Submitted to: Meeting Abstract
Publication Type: Abstract Only
Publication Acceptance Date: January 2, 2005
Publication Date: March 2, 2005
Citation: Imam, S.H., Shey, J., Glenn, G.M., Holtman, K.M., Chiou, B., Klamczynski, A., Orts, W.J. 2004. Biodegradable films and foam from renewable plant polymers. BioEnvironmental Polymer Society International Meeting in Monterrey, Mexico, December 5-10, 2004. Paper No. 41 (Abstract). Technical Abstract: Plant derived polymers such as starch, pectin, latex and underutilized agricultural fiber were blended and processed into films and foams. Generally, the addition of latex improved the mechanical property of the products as well as their moisture resistance.
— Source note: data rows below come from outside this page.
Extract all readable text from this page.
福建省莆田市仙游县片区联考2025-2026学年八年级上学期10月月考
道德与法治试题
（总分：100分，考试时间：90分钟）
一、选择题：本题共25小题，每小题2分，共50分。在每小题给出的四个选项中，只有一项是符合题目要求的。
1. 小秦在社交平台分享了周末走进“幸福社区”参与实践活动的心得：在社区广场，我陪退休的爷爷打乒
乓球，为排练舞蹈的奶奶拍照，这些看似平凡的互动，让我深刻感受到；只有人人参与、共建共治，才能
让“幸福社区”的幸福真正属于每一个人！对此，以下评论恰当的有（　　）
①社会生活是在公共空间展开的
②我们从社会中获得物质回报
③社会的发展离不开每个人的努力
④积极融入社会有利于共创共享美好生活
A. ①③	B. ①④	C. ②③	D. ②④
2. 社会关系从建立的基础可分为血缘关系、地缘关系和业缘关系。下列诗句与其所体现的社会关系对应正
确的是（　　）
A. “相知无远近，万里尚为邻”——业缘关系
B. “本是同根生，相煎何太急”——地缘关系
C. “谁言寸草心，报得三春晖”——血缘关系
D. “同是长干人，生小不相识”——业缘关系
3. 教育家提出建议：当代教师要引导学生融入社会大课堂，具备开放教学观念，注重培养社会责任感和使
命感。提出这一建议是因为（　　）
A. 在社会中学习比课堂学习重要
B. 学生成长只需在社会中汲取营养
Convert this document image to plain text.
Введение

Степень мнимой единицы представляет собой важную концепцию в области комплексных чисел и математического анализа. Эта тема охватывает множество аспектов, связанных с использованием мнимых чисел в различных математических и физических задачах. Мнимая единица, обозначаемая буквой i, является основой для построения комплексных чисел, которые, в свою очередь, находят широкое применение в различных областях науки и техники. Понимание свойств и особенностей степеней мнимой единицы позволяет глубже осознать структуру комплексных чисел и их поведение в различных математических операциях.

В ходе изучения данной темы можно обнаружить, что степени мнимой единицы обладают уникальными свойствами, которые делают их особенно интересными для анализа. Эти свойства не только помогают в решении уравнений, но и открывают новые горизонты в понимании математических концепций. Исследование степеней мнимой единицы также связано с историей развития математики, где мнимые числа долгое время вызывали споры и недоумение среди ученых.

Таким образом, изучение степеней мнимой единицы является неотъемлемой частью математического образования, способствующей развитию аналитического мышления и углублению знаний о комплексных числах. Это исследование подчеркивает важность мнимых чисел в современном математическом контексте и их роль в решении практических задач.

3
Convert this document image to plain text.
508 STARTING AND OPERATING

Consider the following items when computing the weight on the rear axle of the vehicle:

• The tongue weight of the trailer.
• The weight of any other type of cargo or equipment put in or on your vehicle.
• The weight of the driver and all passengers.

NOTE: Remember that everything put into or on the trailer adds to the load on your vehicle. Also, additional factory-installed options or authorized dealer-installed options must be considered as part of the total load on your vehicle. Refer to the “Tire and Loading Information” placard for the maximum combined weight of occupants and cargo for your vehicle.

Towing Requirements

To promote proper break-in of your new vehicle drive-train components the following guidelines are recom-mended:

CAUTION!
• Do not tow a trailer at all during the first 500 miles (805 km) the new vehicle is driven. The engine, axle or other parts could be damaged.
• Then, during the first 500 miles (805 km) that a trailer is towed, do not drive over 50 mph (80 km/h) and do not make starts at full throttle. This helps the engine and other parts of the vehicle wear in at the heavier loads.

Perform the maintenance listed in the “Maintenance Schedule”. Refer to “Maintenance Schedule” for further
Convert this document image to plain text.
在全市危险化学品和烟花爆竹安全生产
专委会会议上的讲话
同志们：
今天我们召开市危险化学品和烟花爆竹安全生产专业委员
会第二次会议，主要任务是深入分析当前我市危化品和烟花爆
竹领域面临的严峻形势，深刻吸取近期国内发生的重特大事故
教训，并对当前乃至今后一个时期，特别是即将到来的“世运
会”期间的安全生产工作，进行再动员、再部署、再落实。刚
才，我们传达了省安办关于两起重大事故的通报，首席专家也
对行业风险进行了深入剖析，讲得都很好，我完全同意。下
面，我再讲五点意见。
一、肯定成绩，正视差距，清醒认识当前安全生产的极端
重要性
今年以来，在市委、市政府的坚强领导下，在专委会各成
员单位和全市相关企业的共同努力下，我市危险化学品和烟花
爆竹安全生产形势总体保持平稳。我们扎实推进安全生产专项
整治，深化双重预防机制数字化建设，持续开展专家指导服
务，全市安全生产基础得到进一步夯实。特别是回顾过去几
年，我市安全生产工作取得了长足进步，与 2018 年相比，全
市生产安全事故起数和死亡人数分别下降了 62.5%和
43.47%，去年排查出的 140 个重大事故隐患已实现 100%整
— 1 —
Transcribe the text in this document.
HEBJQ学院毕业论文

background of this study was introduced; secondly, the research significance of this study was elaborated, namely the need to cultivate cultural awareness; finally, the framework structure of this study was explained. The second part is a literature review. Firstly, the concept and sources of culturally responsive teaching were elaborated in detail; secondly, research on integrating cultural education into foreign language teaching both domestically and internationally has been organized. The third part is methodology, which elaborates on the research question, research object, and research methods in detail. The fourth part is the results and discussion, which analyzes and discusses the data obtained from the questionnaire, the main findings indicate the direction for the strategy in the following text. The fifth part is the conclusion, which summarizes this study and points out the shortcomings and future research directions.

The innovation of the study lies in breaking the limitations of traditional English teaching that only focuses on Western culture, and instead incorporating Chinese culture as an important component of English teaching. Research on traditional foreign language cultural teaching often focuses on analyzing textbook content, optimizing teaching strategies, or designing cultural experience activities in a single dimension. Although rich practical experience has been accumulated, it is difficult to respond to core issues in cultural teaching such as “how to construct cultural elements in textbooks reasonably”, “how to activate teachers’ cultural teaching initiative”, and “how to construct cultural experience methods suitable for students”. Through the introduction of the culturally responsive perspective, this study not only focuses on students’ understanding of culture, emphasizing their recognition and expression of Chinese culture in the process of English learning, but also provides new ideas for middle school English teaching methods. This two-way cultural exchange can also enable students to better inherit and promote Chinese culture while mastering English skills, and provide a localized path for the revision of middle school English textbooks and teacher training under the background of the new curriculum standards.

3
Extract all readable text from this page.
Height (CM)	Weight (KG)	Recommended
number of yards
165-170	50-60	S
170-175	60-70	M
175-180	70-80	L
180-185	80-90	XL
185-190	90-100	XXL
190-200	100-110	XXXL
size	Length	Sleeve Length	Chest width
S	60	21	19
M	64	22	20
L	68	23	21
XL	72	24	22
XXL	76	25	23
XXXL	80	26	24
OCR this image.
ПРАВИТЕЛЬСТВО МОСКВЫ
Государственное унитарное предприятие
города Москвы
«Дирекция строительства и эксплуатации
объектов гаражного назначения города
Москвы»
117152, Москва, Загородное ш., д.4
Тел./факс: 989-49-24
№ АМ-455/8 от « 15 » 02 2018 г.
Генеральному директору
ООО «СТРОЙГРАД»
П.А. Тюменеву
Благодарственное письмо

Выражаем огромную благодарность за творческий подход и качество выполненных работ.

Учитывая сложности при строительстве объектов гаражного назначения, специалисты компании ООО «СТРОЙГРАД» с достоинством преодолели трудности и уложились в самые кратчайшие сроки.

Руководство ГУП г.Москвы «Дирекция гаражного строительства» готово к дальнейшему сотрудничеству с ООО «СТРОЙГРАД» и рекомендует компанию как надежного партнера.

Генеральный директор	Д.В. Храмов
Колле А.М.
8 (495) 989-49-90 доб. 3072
Incorporation of fiber as filler was, in some cases, accompanied by a loss in mechanical strength of the matrix. The extent of loss of mechanical strength varied somewhat based on the fiber size, shape and its botanical origin. Also, some fibers appear to be exposed mostly on the surface making the matrix highly abrasive. Interestingly, all films and foams degraded in compost within 6-8 week period. Films and foams with pectin and higher starch content degraded at a much faster rate. Despite few impediments, biobased renewable materials offer a great opportunity as a possible replacement of petroleum based synthetic polymers. Application of biobased materials in non-food consumer products will be discussed.